Prof Morrison says the book is useful for beginners as well as people who are fluent but seeking everyday phrases.
"Because the language is always evolving you can just about put out a phrasebook every five to 10 years," he tells Kathryn Ryan.
"There's things in there for everybody, it's not a book you read from start to finish. It's a book where you find the part where say you want to learn a speech or something in te reo, then you go the marae section there and there's some sample speeches there."
Since the Covid-19 pandemic, a plethora of new vocabulary has been added to te reo Māori.
"It's almost created a whole new set of vocabulary that we need to use to be able to talk about Covid-19 in te reo Māori."
That's been one of the motivations for Prof Morrison to renew his book, he says.
- mate korona - coronavirus
- mate urutā - pandemic and epidemic
A new word for Covid-19 has emerged which combines 'korona' - a borrowed word for Covid-19, or karauna describing its crown-like imagery - and 'wheori' - meaning virus.
"So when you're talking about Covid, you're talking about Kowheori [Covid] tekau mā iwa ."
Te reo Māori has always evolved to change in the world, prof Morrison says, including the development of technology.
Some of these words are borrowed, and some are combined, he says.
"It's taking old words that have a particular meaning, marrying them up to create new words to be able to continue to articulate ourselves accurately in te reo Māori, despite what the new technology is or what the new environment creates for us."
- paeāhua (Instagram)
- pōhi pae āhua (Instagram post)
- pukamata (facebook)
- atapaki (Snapchat)
- tikitoka (Tiktok)
- ahokore (wifi)
- zui (Zoom)
At the same time, there are words no longer relevant, which Prof Morrison has removed from his book, like fax machines (waea whakaahua) and CD (kōpae waiata).

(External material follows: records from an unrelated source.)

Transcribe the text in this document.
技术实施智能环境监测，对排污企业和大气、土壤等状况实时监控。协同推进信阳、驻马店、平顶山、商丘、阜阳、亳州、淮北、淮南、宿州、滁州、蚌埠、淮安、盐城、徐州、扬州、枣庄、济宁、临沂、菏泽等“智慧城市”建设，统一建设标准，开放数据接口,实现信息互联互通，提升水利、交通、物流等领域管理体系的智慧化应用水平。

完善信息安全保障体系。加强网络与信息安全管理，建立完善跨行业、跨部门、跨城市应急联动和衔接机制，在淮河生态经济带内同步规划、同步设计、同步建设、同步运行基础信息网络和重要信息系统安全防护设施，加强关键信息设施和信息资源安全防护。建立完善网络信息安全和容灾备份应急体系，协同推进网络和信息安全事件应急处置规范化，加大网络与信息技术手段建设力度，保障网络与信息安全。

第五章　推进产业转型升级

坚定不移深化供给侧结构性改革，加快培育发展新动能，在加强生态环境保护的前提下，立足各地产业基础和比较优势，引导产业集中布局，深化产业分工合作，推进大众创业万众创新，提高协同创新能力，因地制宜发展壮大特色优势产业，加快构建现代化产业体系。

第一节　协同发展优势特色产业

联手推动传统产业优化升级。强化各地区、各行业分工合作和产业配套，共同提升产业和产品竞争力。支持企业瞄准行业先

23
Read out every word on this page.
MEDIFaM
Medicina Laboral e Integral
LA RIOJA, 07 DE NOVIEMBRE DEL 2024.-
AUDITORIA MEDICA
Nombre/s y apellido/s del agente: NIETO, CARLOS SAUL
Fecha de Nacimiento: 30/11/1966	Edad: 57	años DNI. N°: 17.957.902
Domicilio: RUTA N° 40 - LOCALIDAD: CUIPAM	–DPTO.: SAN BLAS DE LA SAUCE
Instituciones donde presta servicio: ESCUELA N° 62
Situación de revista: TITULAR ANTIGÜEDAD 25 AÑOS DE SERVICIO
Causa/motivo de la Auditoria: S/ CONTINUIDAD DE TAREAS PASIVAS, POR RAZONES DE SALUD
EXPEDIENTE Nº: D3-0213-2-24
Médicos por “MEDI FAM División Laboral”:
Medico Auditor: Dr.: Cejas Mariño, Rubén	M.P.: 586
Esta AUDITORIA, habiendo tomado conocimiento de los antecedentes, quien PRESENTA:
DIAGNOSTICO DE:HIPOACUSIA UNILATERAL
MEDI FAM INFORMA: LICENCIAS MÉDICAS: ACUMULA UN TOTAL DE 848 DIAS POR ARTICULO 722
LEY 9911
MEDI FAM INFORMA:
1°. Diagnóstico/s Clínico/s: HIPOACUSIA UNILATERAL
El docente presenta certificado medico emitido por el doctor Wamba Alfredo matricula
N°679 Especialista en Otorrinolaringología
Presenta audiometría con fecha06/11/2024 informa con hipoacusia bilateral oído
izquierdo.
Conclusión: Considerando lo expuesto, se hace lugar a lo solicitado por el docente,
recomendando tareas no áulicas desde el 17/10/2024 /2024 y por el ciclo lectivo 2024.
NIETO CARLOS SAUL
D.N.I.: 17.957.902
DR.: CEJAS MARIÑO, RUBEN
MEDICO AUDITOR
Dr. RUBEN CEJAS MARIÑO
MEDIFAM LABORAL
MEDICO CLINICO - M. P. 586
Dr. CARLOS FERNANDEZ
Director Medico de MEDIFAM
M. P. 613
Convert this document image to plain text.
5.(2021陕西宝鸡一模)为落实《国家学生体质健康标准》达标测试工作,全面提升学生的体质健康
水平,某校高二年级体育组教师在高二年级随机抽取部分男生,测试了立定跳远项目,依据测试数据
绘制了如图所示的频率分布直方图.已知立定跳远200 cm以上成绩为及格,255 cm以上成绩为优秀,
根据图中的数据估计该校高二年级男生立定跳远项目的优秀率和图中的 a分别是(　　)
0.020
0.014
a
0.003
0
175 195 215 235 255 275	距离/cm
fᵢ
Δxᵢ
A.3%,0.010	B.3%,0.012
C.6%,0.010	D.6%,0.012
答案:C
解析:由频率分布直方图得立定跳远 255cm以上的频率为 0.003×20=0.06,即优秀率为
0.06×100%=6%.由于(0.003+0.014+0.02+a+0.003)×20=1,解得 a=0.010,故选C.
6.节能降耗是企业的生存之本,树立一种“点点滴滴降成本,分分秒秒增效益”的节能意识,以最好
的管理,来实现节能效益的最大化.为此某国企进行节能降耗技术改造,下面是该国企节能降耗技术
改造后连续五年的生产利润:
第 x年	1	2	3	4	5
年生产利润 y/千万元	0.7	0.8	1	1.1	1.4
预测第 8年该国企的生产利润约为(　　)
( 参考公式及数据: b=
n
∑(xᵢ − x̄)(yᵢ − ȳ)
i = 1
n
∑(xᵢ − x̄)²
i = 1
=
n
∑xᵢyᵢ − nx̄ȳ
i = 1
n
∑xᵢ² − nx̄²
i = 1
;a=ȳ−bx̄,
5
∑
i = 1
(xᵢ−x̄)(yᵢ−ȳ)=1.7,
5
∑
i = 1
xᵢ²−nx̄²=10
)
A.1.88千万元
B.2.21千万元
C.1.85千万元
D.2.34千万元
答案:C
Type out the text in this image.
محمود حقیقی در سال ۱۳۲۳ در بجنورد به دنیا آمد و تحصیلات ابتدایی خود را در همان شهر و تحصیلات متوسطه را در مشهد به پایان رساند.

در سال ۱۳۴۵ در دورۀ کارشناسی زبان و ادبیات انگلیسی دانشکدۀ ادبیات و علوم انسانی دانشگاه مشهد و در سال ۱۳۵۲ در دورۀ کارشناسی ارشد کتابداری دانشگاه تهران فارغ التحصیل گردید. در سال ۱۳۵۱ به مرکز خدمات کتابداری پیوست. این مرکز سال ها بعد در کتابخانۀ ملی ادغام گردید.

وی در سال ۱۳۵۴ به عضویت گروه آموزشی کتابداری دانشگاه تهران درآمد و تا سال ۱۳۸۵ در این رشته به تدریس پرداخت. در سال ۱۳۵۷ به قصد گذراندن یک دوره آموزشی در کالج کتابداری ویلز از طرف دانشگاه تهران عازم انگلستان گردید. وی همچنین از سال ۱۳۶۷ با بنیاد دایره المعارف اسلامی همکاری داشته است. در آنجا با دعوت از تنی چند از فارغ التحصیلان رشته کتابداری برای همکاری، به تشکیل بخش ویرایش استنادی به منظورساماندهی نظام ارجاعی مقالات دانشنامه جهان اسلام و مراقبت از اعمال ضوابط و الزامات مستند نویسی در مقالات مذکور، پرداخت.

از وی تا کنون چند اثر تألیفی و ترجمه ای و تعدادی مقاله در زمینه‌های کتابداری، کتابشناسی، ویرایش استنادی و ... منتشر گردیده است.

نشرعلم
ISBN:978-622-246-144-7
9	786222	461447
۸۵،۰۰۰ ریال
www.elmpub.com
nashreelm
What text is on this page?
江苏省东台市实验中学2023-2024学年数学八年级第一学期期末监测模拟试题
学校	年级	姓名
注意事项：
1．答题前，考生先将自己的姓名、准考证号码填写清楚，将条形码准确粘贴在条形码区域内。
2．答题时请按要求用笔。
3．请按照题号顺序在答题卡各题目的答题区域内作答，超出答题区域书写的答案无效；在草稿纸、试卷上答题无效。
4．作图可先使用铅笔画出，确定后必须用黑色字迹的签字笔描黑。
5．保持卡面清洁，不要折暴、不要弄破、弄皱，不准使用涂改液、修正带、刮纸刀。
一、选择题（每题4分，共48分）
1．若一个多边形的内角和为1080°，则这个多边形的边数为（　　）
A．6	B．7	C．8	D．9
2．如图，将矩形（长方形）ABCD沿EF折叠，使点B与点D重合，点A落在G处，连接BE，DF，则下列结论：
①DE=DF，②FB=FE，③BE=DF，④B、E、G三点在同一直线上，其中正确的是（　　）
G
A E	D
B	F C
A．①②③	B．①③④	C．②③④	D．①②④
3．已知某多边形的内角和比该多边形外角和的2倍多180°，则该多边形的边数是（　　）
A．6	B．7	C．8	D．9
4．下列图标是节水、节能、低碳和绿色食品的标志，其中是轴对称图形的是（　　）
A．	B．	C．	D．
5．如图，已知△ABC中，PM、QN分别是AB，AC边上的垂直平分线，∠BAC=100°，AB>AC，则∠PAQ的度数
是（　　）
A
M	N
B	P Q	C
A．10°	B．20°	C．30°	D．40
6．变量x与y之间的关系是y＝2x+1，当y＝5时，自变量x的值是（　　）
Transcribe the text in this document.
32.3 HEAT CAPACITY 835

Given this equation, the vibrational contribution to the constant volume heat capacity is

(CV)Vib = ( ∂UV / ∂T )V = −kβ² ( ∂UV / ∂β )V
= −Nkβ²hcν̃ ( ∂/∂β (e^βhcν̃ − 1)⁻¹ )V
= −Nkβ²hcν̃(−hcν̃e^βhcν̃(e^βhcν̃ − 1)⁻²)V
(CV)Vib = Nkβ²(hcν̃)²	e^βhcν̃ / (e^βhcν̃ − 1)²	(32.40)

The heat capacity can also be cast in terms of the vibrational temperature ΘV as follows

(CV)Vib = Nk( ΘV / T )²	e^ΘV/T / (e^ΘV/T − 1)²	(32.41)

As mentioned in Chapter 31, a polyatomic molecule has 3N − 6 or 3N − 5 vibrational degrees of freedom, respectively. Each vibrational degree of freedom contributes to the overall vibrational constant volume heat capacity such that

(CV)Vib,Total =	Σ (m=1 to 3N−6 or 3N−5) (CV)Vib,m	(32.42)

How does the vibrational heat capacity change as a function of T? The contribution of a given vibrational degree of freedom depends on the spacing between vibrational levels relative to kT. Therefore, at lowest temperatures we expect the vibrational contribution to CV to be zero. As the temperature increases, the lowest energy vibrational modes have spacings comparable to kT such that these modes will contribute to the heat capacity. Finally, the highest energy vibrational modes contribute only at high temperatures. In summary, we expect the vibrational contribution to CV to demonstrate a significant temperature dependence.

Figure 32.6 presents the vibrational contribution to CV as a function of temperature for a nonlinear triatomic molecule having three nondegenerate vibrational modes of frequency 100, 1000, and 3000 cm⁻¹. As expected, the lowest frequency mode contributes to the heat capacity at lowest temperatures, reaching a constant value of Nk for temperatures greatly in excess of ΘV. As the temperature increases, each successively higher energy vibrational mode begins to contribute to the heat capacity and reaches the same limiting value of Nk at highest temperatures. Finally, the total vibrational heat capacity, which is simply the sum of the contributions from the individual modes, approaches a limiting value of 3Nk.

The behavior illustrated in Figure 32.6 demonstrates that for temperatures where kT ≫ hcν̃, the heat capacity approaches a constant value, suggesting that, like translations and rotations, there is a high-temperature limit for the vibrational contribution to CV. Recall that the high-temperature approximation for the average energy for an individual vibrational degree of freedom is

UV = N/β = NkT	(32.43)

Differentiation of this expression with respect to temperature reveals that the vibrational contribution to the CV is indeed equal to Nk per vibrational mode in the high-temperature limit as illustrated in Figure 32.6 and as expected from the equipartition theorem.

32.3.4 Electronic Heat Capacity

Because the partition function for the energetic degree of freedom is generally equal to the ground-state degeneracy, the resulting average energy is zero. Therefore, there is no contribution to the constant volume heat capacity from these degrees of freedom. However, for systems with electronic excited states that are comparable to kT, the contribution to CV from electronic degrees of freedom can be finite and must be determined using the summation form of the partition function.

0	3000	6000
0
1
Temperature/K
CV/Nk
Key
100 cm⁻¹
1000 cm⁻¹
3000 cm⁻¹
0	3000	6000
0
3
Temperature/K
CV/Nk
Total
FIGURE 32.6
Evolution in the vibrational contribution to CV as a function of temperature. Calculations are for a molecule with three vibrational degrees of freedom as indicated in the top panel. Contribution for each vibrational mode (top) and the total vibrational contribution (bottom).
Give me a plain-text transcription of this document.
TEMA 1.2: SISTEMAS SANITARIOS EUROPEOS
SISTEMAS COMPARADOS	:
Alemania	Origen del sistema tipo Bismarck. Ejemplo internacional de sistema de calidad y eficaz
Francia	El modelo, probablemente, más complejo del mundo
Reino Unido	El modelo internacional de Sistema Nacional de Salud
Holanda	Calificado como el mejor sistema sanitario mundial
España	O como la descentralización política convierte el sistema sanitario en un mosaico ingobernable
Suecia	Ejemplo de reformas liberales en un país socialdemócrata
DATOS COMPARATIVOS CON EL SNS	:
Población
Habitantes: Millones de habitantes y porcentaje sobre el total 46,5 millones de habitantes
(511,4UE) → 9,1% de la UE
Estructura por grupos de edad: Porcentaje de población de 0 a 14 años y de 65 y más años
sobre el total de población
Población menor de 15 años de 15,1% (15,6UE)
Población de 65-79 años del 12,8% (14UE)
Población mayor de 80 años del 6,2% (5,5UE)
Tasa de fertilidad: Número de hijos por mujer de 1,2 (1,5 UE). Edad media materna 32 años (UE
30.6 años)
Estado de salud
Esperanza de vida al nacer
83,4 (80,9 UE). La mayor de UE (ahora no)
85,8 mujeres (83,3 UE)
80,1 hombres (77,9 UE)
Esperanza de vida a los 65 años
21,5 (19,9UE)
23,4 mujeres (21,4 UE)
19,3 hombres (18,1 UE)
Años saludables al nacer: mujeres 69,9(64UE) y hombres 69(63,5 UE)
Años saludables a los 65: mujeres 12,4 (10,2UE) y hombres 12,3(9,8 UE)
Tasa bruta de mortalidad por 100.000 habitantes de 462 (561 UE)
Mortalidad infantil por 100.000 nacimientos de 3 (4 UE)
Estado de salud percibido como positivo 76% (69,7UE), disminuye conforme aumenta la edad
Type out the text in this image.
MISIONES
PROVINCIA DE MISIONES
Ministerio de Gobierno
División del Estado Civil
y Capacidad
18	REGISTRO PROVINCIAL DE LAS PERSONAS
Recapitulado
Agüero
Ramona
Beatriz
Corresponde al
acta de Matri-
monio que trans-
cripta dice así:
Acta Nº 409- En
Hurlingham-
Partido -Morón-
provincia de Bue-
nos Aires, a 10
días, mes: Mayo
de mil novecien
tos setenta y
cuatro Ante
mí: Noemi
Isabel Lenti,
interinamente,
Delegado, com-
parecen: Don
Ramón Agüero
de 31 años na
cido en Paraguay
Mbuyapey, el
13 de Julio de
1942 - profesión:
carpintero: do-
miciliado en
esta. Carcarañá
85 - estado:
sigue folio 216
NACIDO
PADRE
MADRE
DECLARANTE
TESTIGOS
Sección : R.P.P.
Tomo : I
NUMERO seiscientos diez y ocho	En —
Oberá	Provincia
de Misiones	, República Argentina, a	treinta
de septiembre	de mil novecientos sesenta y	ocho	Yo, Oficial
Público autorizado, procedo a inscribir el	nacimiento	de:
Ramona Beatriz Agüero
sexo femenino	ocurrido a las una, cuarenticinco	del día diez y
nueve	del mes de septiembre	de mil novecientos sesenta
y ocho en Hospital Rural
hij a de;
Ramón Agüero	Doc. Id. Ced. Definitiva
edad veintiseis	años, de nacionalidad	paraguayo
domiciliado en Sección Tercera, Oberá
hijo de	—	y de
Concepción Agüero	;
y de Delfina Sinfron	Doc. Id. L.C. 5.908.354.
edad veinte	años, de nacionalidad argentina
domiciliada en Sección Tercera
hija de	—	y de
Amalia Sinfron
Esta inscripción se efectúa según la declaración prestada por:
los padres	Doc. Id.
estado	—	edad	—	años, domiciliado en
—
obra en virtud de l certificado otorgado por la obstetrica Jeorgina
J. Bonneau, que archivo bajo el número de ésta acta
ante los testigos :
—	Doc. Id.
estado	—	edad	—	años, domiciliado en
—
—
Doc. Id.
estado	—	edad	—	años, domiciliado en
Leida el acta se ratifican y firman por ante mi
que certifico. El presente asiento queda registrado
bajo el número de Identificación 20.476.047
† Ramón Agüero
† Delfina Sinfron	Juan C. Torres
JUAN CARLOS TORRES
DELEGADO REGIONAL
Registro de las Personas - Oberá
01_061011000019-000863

He has included various chapters for things like talking to newborns, terms for sports and even the history of te reo Māori.
"It's a very important part of who are and how we conduct ourselves and what our behaviours is hopefully supposed to be like in terms of our tikanga and our reo."
He says the country is reaching a stage where more people are recognising the importance of revitalising te reo Māori.
"It's created a lot of unity, it's created a lot of positivity, people have started to realise there's a lot of value in te reo Māori, we always the pockets of negativity.
"But you don't necessarily have to be fluent, you just go in and start to engage, start to feel what the language can offer you on an individual basis but also on a company and business level and then they start to say 'actually this can really unify us'.
"The reo can be the glue, or the centre point, that you focus on to build that whanaungatanga (connectivity). We're pretty swamped with requests from a lot of businesses that are keen to get started."
It was also vital to try as best as you can to pronounce words correctly, he says.
"Especially among broadcasters now, I think there's a big drive for broadcasters to get it right and they're an important platform because broadcasters have a lot of impact and a lot of influence on how things are pronounced across the country."